Once an advertiser has the audience’s attention, keeping that attention becomes even more challenging. Humor has proven to be one of the best techniques for cutting through clutter. Humor is effective in both getting attention and keeping it. Shimp (2000) agrees and states that politician, actors and actresses, public speakers, professors and indeed all of us at one time or another use humor to create a desired reaction. Advertisers also turn to humor in the hopes of achieving various communications objectives to gain attention and to guide the consumer’s comprehension of the product’s claim, influence and attitudes, and enhance the recall ability of advertised claims, and penultimately, create customer action. Catanescu & Tom (2001) defines seven types of humor: comparison, personification, exaggeration, pun, sarcasm, silliness and surprise. They found that different types of humor in advertising vary by medium. Their study revealed that humor is used more in television advertising than print advertisements.
Consumers, as a whole, enjoy advertisements that make them laugh. Something that is funny has intrusive value and can grab attention. Humor is used in about 30 percent of all advertisements. One reason for the success of humor in advertising may be that the population is aging. According to Abraham Maslow, people tend to develop a more comedic view of life as they mature. Also, humor helps individuals to escape from reality. Comedy shows and comedy bars have grown in popularity over the past decade. Consequently, humor is an effective approach for reaching a wide audience. The success of humor as an advertising tactic is based on three factors. Humor causes consumers to: 1) watch, 2) laugh, and most importantly, 3) remember. In recall tests, consumers most often remember humorous advertisements.

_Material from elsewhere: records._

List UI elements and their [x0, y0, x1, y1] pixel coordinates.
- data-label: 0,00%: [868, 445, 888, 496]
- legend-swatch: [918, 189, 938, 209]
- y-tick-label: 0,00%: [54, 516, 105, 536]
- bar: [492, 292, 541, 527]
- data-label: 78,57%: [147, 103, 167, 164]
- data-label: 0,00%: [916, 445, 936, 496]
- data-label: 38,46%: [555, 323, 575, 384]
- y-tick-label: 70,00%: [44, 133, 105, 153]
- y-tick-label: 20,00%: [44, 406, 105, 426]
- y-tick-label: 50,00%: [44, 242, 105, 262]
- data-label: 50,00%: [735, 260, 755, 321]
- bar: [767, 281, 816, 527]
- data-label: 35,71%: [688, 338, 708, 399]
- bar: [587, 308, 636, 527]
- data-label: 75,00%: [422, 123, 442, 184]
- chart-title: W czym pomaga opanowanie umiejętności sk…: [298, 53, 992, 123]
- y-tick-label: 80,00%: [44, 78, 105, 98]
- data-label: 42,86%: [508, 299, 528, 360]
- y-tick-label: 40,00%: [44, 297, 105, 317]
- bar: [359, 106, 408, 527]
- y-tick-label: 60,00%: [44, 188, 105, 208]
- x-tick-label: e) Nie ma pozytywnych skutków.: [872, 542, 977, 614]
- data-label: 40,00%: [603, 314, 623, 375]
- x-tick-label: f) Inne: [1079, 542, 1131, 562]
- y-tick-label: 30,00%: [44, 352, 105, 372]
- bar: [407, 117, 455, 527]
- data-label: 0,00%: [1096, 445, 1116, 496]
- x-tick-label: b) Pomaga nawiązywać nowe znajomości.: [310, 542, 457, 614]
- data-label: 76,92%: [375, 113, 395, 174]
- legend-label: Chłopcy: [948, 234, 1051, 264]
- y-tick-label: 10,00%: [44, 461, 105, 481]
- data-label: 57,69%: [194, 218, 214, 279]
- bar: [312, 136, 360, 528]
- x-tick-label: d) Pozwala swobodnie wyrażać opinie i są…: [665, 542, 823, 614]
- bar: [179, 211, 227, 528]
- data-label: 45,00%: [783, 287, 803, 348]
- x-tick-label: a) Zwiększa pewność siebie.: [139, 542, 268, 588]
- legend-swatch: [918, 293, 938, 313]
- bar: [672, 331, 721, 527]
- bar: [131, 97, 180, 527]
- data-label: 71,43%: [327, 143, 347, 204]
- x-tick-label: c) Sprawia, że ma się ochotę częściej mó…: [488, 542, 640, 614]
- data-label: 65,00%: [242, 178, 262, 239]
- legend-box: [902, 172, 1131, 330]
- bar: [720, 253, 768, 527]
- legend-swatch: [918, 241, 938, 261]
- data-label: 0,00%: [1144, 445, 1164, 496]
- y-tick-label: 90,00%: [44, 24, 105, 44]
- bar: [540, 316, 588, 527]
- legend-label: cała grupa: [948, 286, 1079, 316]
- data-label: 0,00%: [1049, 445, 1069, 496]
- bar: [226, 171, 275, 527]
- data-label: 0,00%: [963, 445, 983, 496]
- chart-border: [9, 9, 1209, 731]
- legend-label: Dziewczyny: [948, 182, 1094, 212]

For humor to be a successful tactic, the humor should be connected directly to the product’s benefits. It should tie together the product features, the advantage to customers, and the personal values of the means-ends chain. However Mooij (1994) considers humor to be strongly culture-bound and can be rarely internationalized. Humor generally does not travel well: what is thought to be funny in one country may be considered stupid or misunderstood altogether in another country.